Der Pandemie getrotzt

Wie hat geht es den Unter­nehmen in der Region? Eine Umfrage des Wirtschaftsforums Zurzibiet zeigt: mehrheitlich gut.

Sie geben dem WFZ ein Gesicht: Geschäftsführer Roland Keller, Präsident René Utiger und Standortförderer Peter Andres. (Bild: bkr)

22. September 2021
19:48

WFZ – die drei Buchstaben stehen für das Wirtschaftsforum Zurzibiet. «Unter diesem Dach versammeln wir nicht nur die Gemeinden des Bezirks Zurzach, sondern die Wirtschaftsregion», sagt Präsident René Utiger aus Endingen. Die rund 700 Firmen des Forums rekrutieren sich aus Mitgliedern der Aargauischen Industrie- und Handelskammer (AIHK) sowie aus  vier Gewerbevereinen, welche ausserhalb des Bezirks die Gemeinden Mandach, Würenlingen, Freienwil und Ehrendingen abdecken.

Eine wichtige Aufgabe des WFZ ist die Kontaktpflege, die auch während der Pandemie aufrechterhalten wird. Bei ihren Gesprächen bekamen Utiger und seine Kollegen den Eindruck, Corona hätte die Unternehmen der Region gar nicht so arg getroffen – jene ausgeklammert, die im Lockdown schliessen mussten.

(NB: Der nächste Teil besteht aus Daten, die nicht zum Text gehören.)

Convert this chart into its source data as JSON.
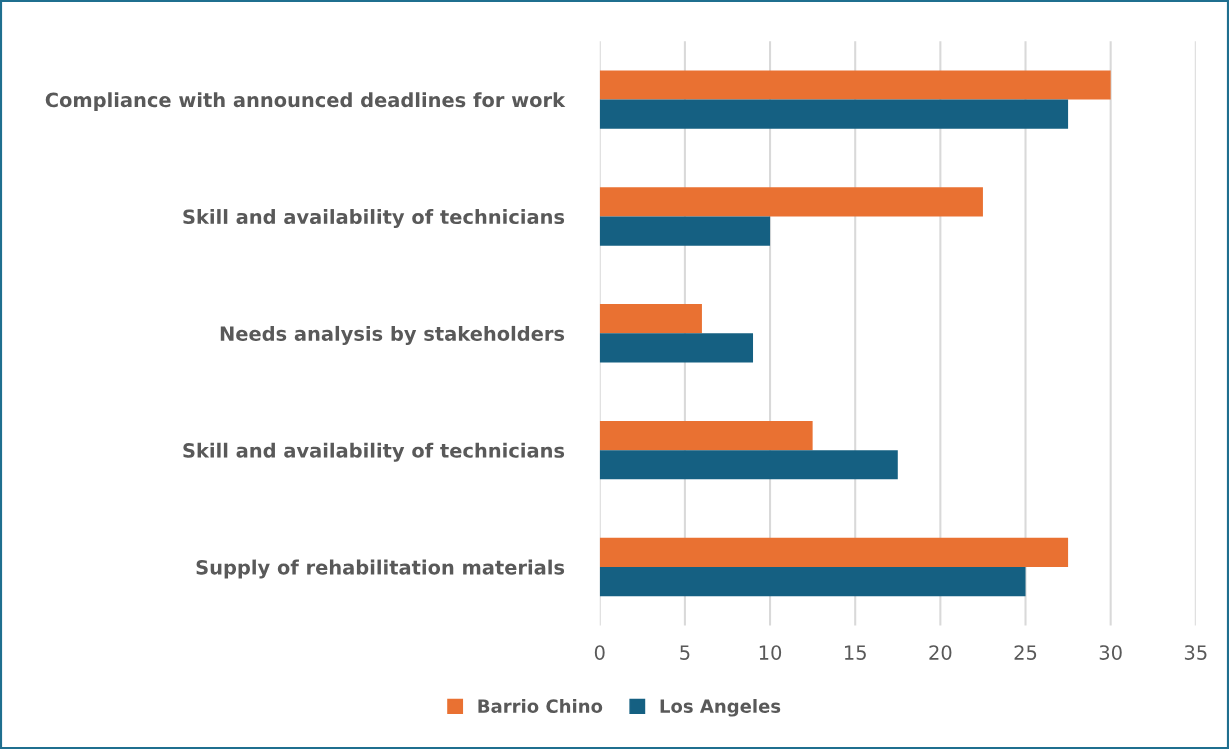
{
  "chart_data": {
    "type": "bar",
    "orientation": "horizontal",
    "categories": [
      "Compliance with announced deadlines for work",
      "Skill and availability of technicians",
      "Needs analysis by stakeholders",
      "Skill and availability of technicians",
      "Supply of rehabilitation materials"
    ],
    "series": [
      {
        "name": "Barrio Chino",
        "color": "#e97132",
        "values": [
          30,
          22.5,
          6,
          12.5,
          27.5
        ]
      },
      {
        "name": "Los Angeles",
        "color": "#156082",
        "values": [
          27.5,
          10,
          9,
          17.5,
          25
        ]
      }
    ],
    "xlim": [
      0,
      35
    ],
    "xticks": [
      0,
      5,
      10,
      15,
      20,
      25,
      30,
      35
    ],
    "grid": "x",
    "legend": "bottom"
  }
}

Ob dieses Bauchgefühl wirklich stimmt, das wollten Utiger und Geschäftsführer Roland Keller genauer wissen. Sie gaben eine Umfrage in Auftrag. Rund hundert Firmen haben daran teilgenommen. Trotz der für eine Statistik geringen Zahl sind die Resultate für Utiger durchaus repräsentativ. Dies, weil die hundert Teilnehmenden den regionalen Branchenmix recht gut widerspiegeln. Die Antworten? 18,6 Prozent bezeichnen den Geschäftsgang des Jahrs 2020 als «sehr positiv», 38,1 als «eher positiv». Wirtschaftlich gelitten haben 21,7 Prozent.


Mehr Vollzeitstellen

Interessant ist, dass im letzten Jahr die Zahl der Vollzeitstellen zugenommen hat und auch 2021 weiter steigen dürfte. Absolute Zahlen sind hier allerdings angesichts von hundert teilnehmenden Firmen wenig aussagekräftig – in der Tendenz aber schon.

Fast 40 Prozent sprechen trotz oder gar dank der Pandemie von einer steigenden Nachfrage nach ihren Dienstleistungen oder Produkten. Utiger führt dies auf Innovation zurück – die Einrichtung von Webshops oder den Aufbau eines Hauslieferservices.

21 Prozent beklagen sich über einen gesunkenen Absatz. Und einige Firmen hatten mit Engpässen auf Seiten ihrer Zulieferer sowie mit Preis­anstiegen zu kämpfen. Welche Massnahmen wurden getroffen? Interessant ist hier, dass 58,5 Prozent an der Digitalisierung ihres Unternehmens gearbeitet und zumindest die Infrastruktur für Homeoffice geschaffen haben. Das freut Standortförderer ­Peter Andres, weil es illustriert, dass «Propaganda»-Aussagen wie «ein fortschrittlicher Wirtschaftsraum im Herzen Europas» keine Übertreibung sind.

Apropos Innovation: Das Wirtschaftsforum plant, im kommenden Jahr einen entsprechenden Preis zu verleihen. Auszeichnen will man herausragende Produkte und Dienstleistungen, welche in den WFZ-Gemeinden hergestellt oder erbracht werden. Eine erste Verleihung wird für Herbst 2022 vorbereitet.